Friday, August 6, 2010

If grasslands are "like the freezer" no wonder we have so little left

gauchos on the Argentine Pampas

Out at the cabin for the last couple of weeks, I haven’t been able to post to Grass Notes, but when I get some time I will post some photos from the summer. Meanwhile, here are a couple of thoughts on grassland conservation that have been on my mind:

My ecologist friend, Rob Wright, told me recently that out of the 1.2 million acres of land in the Regina Plain Landscape Area (or ecodistrict K17 - on the Ecoregions of Saskatchewan map), a mere 450 acres still have their native grass cover. That means 99.07% of the native grass on the Regina Plains is gone. What can one say about that kind of annihilation?

Carla Sbert of Nature Canada sent me an article from the June 2007 issue of WorldBirdwatch, entitled “The Tyrant and the Gaucho.” It is about grassland conservationists in South America facing the same issues we grapple with in this hemisphere. Asked why grassland seems to be so undervalued compared to other kinds of natural cover, Anibal Parera, BirdLife International’s Coordinator of the Alliance for the Conservation of South America’s Southern Cone Grasslands, says “For most people, grasslands are like the freezer—a place where their food comes from. When they think of grasslands, they think of cows, crops, and horses. When people think of forest, they think of jaguars, owls, toucans. . . .” Anibal’s colleague Rob Clay added, “the changes resulting from grassland conversion are less dramatic than those caused by rainforest deforestation, so to the untrained eye there is little difference between a grazed pasture, cereal crops, and pristine grasslands.”


  1. So true. I commented to a friend that the landscape of southern Saskatchewan is one of the most altered landscapes in the world, and he thought that was utter nonsense. He was thinking of Europe, China... But another time, he was complaining about grass left unmowed in the ditches, and I pointed out that the ditch might be the most natural part of the scene - the place where a native plant population might most readily persist and migrate. ("Migrate?" he said - "Plants? Migrate?")

    A few years back, I took this same friend out in some native pasture and showed him different plants. He said it was a real surprise to him, how many there were, when he had thought it was just waste land...

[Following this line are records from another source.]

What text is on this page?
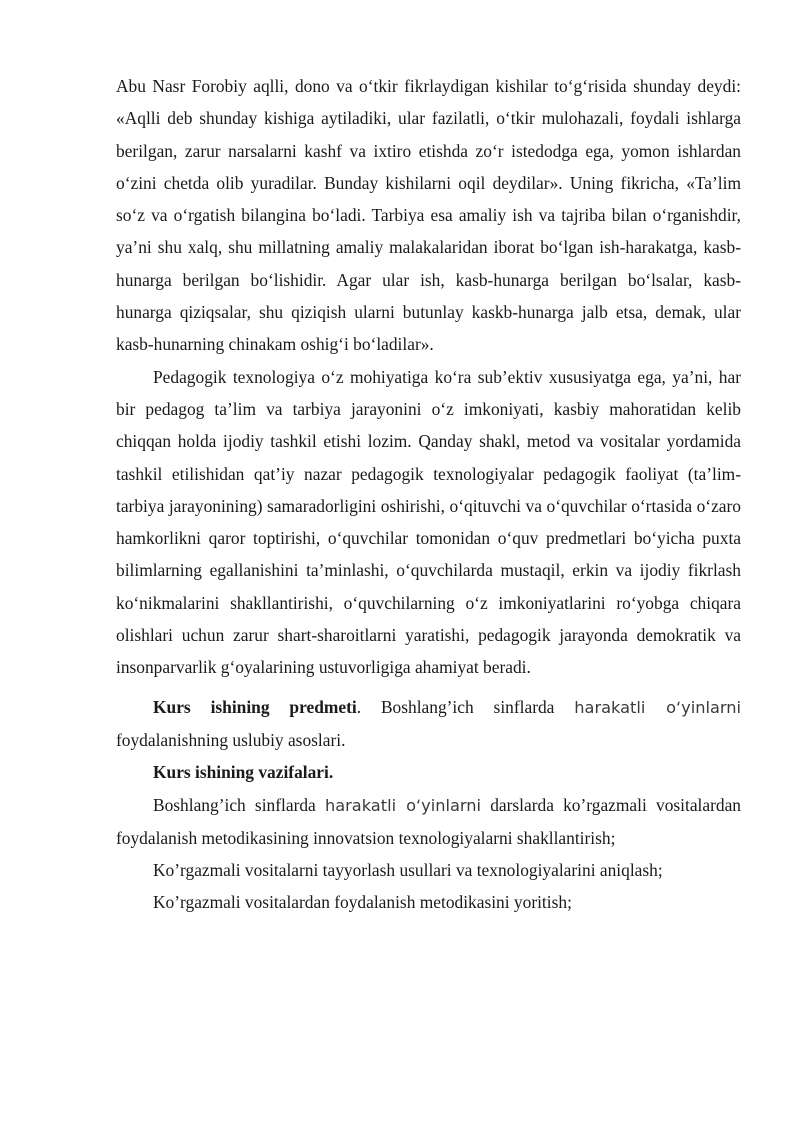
Abu Nasr Forobiy aqlli, dono va o‘tkir fikrlaydigan kishilar to‘g‘risida shunday deydi: «Aqlli deb shunday kishiga aytiladiki, ular fazilatli, o‘tkir mulohazali, foydali ishlarga berilgan, zarur narsalarni kashf va ixtiro etishda zo‘r istedodga ega, yomon ishlardan o‘zini chetda olib yuradilar. Bunday kishilarni oqil deydilar». Uning fikricha, «Ta’lim so‘z va o‘rgatish bilangina bo‘ladi. Tarbiya esa amaliy ish va tajriba bilan o‘rganishdir, ya’ni shu xalq, shu millatning amaliy malakalaridan iborat bo‘lgan ish-harakatga, kasb- hunarga berilgan bo‘lishidir. Agar ular ish, kasb-hunarga berilgan bo‘lsalar, kasb- hunarga qiziqsalar, shu qiziqish ularni butunlay kaskb-hunarga jalb etsa, demak, ular kasb-hunarning chinakam oshig‘i bo‘ladilar».

Pedagogik texnologiya o‘z mohiyatiga ko‘ra sub’ektiv xususiyatga ega, ya’ni, har bir pedagog ta’lim va tarbiya jarayonini o‘z imkoniyati, kasbiy mahoratidan kelib chiqqan holda ijodiy tashkil etishi lozim. Qanday shakl, metod va vositalar yordamida tashkil etilishidan qat’iy nazar pedagogik texnologiyalar pedagogik faoliyat (ta’lim-tarbiya jarayonining) samaradorligini oshirishi, o‘qituvchi va o‘quvchilar o‘rtasida o‘zaro hamkorlikni qaror toptirishi, o‘quvchilar tomonidan o‘quv predmetlari bo‘yicha puxta bilimlarning egallanishini ta’minlashi, o‘quvchilarda mustaqil, erkin va ijodiy fikrlash ko‘nikmalarini shakllantirishi, o‘quvchilarning o‘z imkoniyatlarini ro‘yobga chiqara olishlari uchun zarur shart-sharoitlarni yaratishi, pedagogik jarayonda demokratik va insonparvarlik g‘oyalarining ustuvorligiga ahamiyat beradi.

Kurs ishining predmeti. Boshlang’ich sinflarda harakatli o‘yinlarni foydalanishning uslubiy asoslari.

Kurs ishining vazifalari.

Boshlang’ich sinflarda harakatli o‘yinlarni darslarda ko’rgazmali vositalardan foydalanish metodikasining innovatsion texnologiyalarni shakllantirish;

Ko’rgazmali vositalarni tayyorlash usullari va texnologiyalarini aniqlash;

Ko’rgazmali vositalardan foydalanish metodikasini yoritish;
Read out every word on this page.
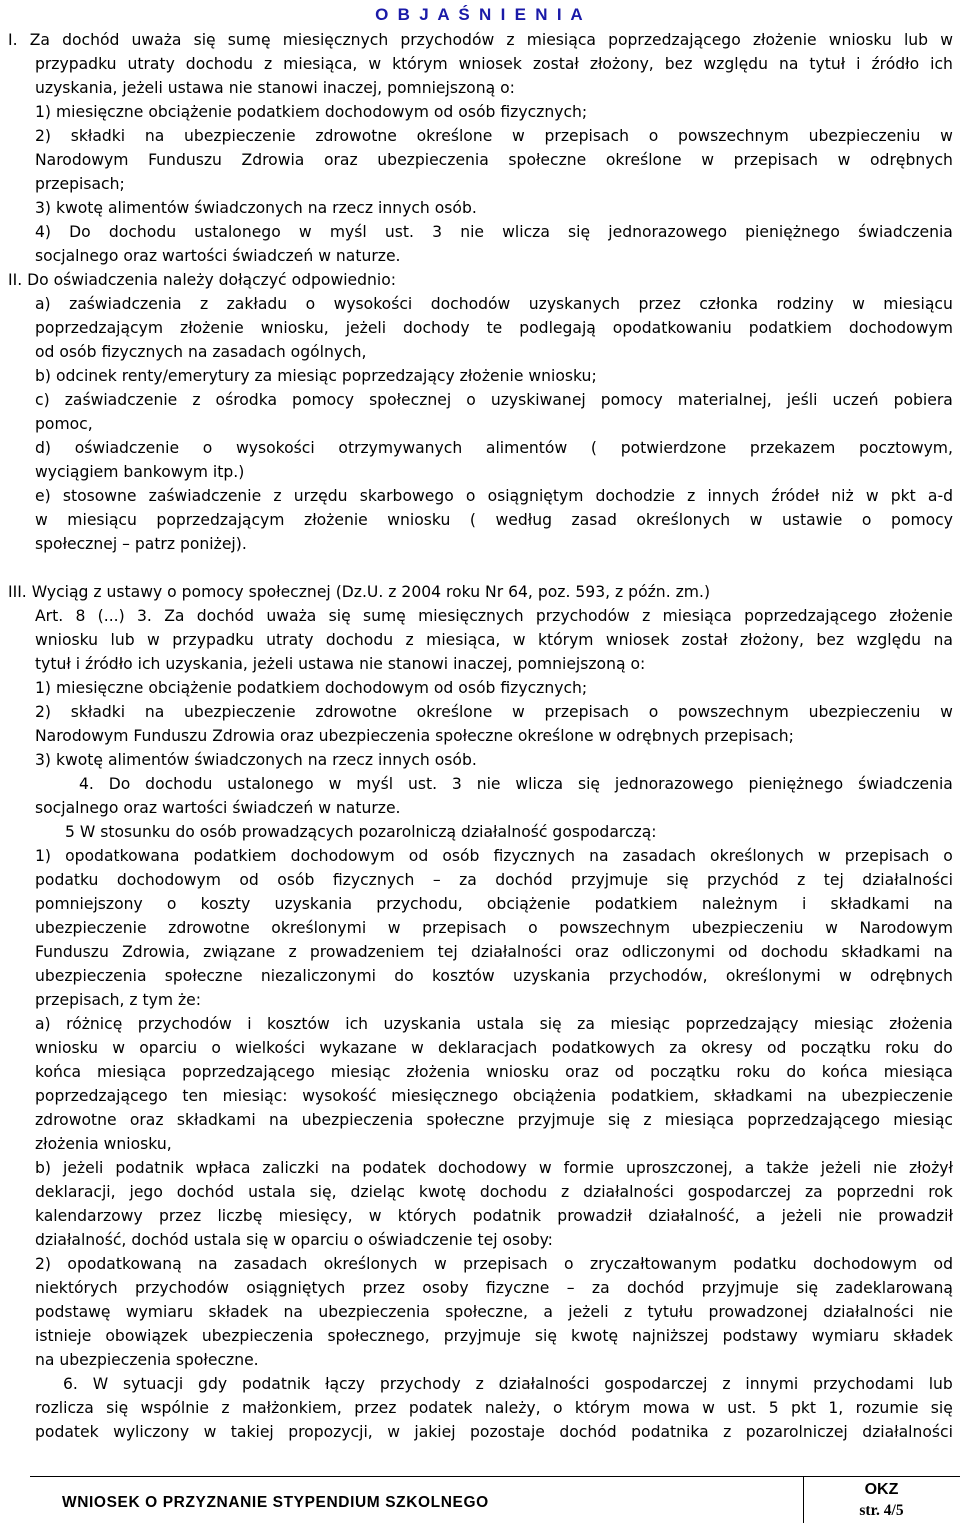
O B J A Ś N I E N I A
I. Za dochód uważa się sumę miesięcznych przychodów z miesiąca poprzedzającego złożenie wniosku lub w
przypadku utraty dochodu z miesiąca, w którym wniosek został złożony, bez względu na tytuł i źródło ich
uzyskania, jeżeli ustawa nie stanowi inaczej, pomniejszoną o:
1) miesięczne obciążenie podatkiem dochodowym od osób fizycznych;
2) składki na ubezpieczenie zdrowotne określone w przepisach o powszechnym ubezpieczeniu w
Narodowym Funduszu Zdrowia oraz ubezpieczenia społeczne określone w przepisach w odrębnych
przepisach;
3) kwotę alimentów świadczonych na rzecz innych osób.
4) Do dochodu ustalonego w myśl ust. 3 nie wlicza się jednorazowego pieniężnego świadczenia
socjalnego oraz wartości świadczeń w naturze.
II. Do oświadczenia należy dołączyć odpowiednio:
a) zaświadczenia z zakładu o wysokości dochodów uzyskanych przez członka rodziny w miesiącu
poprzedzającym złożenie wniosku, jeżeli dochody te podlegają opodatkowaniu podatkiem dochodowym
od osób fizycznych na zasadach ogólnych,
b) odcinek renty/emerytury za miesiąc poprzedzający złożenie wniosku;
c) zaświadczenie z ośrodka pomocy społecznej o uzyskiwanej pomocy materialnej, jeśli uczeń pobiera
pomoc,
d) oświadczenie o wysokości otrzymywanych alimentów ( potwierdzone przekazem pocztowym,
wyciągiem bankowym itp.)
e) stosowne zaświadczenie z urzędu skarbowego o osiągniętym dochodzie z innych źródeł niż w pkt a-d
w miesiącu poprzedzającym złożenie wniosku ( według zasad określonych w ustawie o pomocy
społecznej – patrz poniżej).
III. Wyciąg z ustawy o pomocy społecznej (Dz.U. z 2004 roku Nr 64, poz. 593, z późn. zm.)
Art. 8 (...) 3. Za dochód uważa się sumę miesięcznych przychodów z miesiąca poprzedzającego złożenie
wniosku lub w przypadku utraty dochodu z miesiąca, w którym wniosek został złożony, bez względu na
tytuł i źródło ich uzyskania, jeżeli ustawa nie stanowi inaczej, pomniejszoną o:
1) miesięczne obciążenie podatkiem dochodowym od osób fizycznych;
2) składki na ubezpieczenie zdrowotne określone w przepisach o powszechnym ubezpieczeniu w
Narodowym Funduszu Zdrowia oraz ubezpieczenia społeczne określone w odrębnych przepisach;
3) kwotę alimentów świadczonych na rzecz innych osób.
4. Do dochodu ustalonego w myśl ust. 3 nie wlicza się jednorazowego pieniężnego świadczenia
socjalnego oraz wartości świadczeń w naturze.
5 W stosunku do osób prowadzących pozarolniczą działalność gospodarczą:
1) opodatkowana podatkiem dochodowym od osób fizycznych na zasadach określonych w przepisach o
podatku dochodowym od osób fizycznych – za dochód przyjmuje się przychód z tej działalności
pomniejszony o koszty uzyskania przychodu, obciążenie podatkiem należnym i składkami na
ubezpieczenie zdrowotne określonymi w przepisach o powszechnym ubezpieczeniu w Narodowym
Funduszu Zdrowia, związane z prowadzeniem tej działalności oraz odliczonymi od dochodu składkami na
ubezpieczenia społeczne niezaliczonymi do kosztów uzyskania przychodów, określonymi w odrębnych
przepisach, z tym że:
a) różnicę przychodów i kosztów ich uzyskania ustala się za miesiąc poprzedzający miesiąc złożenia
wniosku w oparciu o wielkości wykazane w deklaracjach podatkowych za okresy od początku roku do
końca miesiąca poprzedzającego miesiąc złożenia wniosku oraz od początku roku do końca miesiąca
poprzedzającego ten miesiąc: wysokość miesięcznego obciążenia podatkiem, składkami na ubezpieczenie
zdrowotne oraz składkami na ubezpieczenia społeczne przyjmuje się z miesiąca poprzedzającego miesiąc
złożenia wniosku,
b) jeżeli podatnik wpłaca zaliczki na podatek dochodowy w formie uproszczonej, a także jeżeli nie złożył
deklaracji, jego dochód ustala się, dzieląc kwotę dochodu z działalności gospodarczej za poprzedni rok
kalendarzowy przez liczbę miesięcy, w których podatnik prowadził działalność, a jeżeli nie prowadził
działalność, dochód ustala się w oparciu o oświadczenie tej osoby:
2) opodatkowaną na zasadach określonych w przepisach o zryczałtowanym podatku dochodowym od
niektórych przychodów osiągniętych przez osoby fizyczne – za dochód przyjmuje się zadeklarowaną
podstawę wymiaru składek na ubezpieczenia społeczne, a jeżeli z tytułu prowadzonej działalności nie
istnieje obowiązek ubezpieczenia społecznego, przyjmuje się kwotę najniższej podstawy wymiaru składek
na ubezpieczenia społeczne.
6. W sytuacji gdy podatnik łączy przychody z działalności gospodarczej z innymi przychodami lub
rozlicza się wspólnie z małżonkiem, przez podatek należy, o którym mowa w ust. 5 pkt 1, rozumie się
podatek wyliczony w takiej propozycji, w jakiej pozostaje dochód podatnika z pozarolniczej działalności
WNIOSEK O PRZYZNANIE STYPENDIUM SZKOLNEGO
OKZ
str. 4/5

  2. Here is a comment from Don Ruzicka of Killam, Alberta. I mentioned Don and his good work at Sunrise Farm in a post on March 24 of this year.

    Trevor H

    Hi Trevor,

    Your latest blog is very timely for our farm. We had Cows & Fish (Alberta Riparian Habitat Management Society) come and do a “Native Grassland Health Assessment” on Friday.

    When we moved to the farm in 1983, I would put the cows out on pasture in May and move them onto the first field that was combined in early September. My “test” for pasture health in those days was if it was green, it was probably ready and ok to graze.

    The pasture was in pristine health with an abundance of rough fescue. It took me six years to compromise its ability to be sustainable. For some reason, the sharp tail grouse, western meadow larks, Spragues Pippits and others disappeared from the landscape. At that time, I had no idea that this was a symptom of overgrazing.

    After taking a course in Holistic Management in 1996, I realized all the damage I had done and proceeded to work towards bringing it back to good health. The “cause” was overgrazing and I proceeded to rest most of the native pastures for a year or more. In 2000, the western meadow larks returned, and a few years later, the Spragues Pippits. A positive change in management has resulted in more grass for the cattle and great habitat for the birds that call the native prairie “home.”

    Applying holistic management has led to a steady progression of new species to the farm and a huge increase to our “quality of life.” It has made me realise that we are only passing through here once and perhaps we should take the opportunity to leave the land in better condition than we found it.

    What went wrong in the first place? I have to admit that it was ignorance on my part and a false allusion that the technology of industrialised agriculture can fix anything and all things. I found that it just “ain’t so.”

    The awareness that Cows & Fish have brought to our farm regarding riparian and pasture management, have helped us to make our way back toward a path to sustainability. The assessment scored “healthy with problems,” which we will work at with the goal of achieving a “healthy” status.

    Also, your latest book, “Grass, Sky, Song,” has brought this awareness message and we continue to view the native prairie with increasing reverence. Thank you for keeping the message coming as it continues to foster hope and we all know that we need more “hope!”

    Kind regards,

    Don Ruzicka
    Killam, Alberta.

  3. Thanks for your comment, Arcolaura--those experiences with your friend illustrate the challenge we have in opening others' eyes to the loss of grassland.

    much appreciated,


  4. Hi Trevor,

    I just came across this great picture of the Argentine pampas in your blog. Can you say more exactly where the shot was taken?



  5. Sorry Jim--I can't remember where I found that photo or any details on it. that was posted a while back.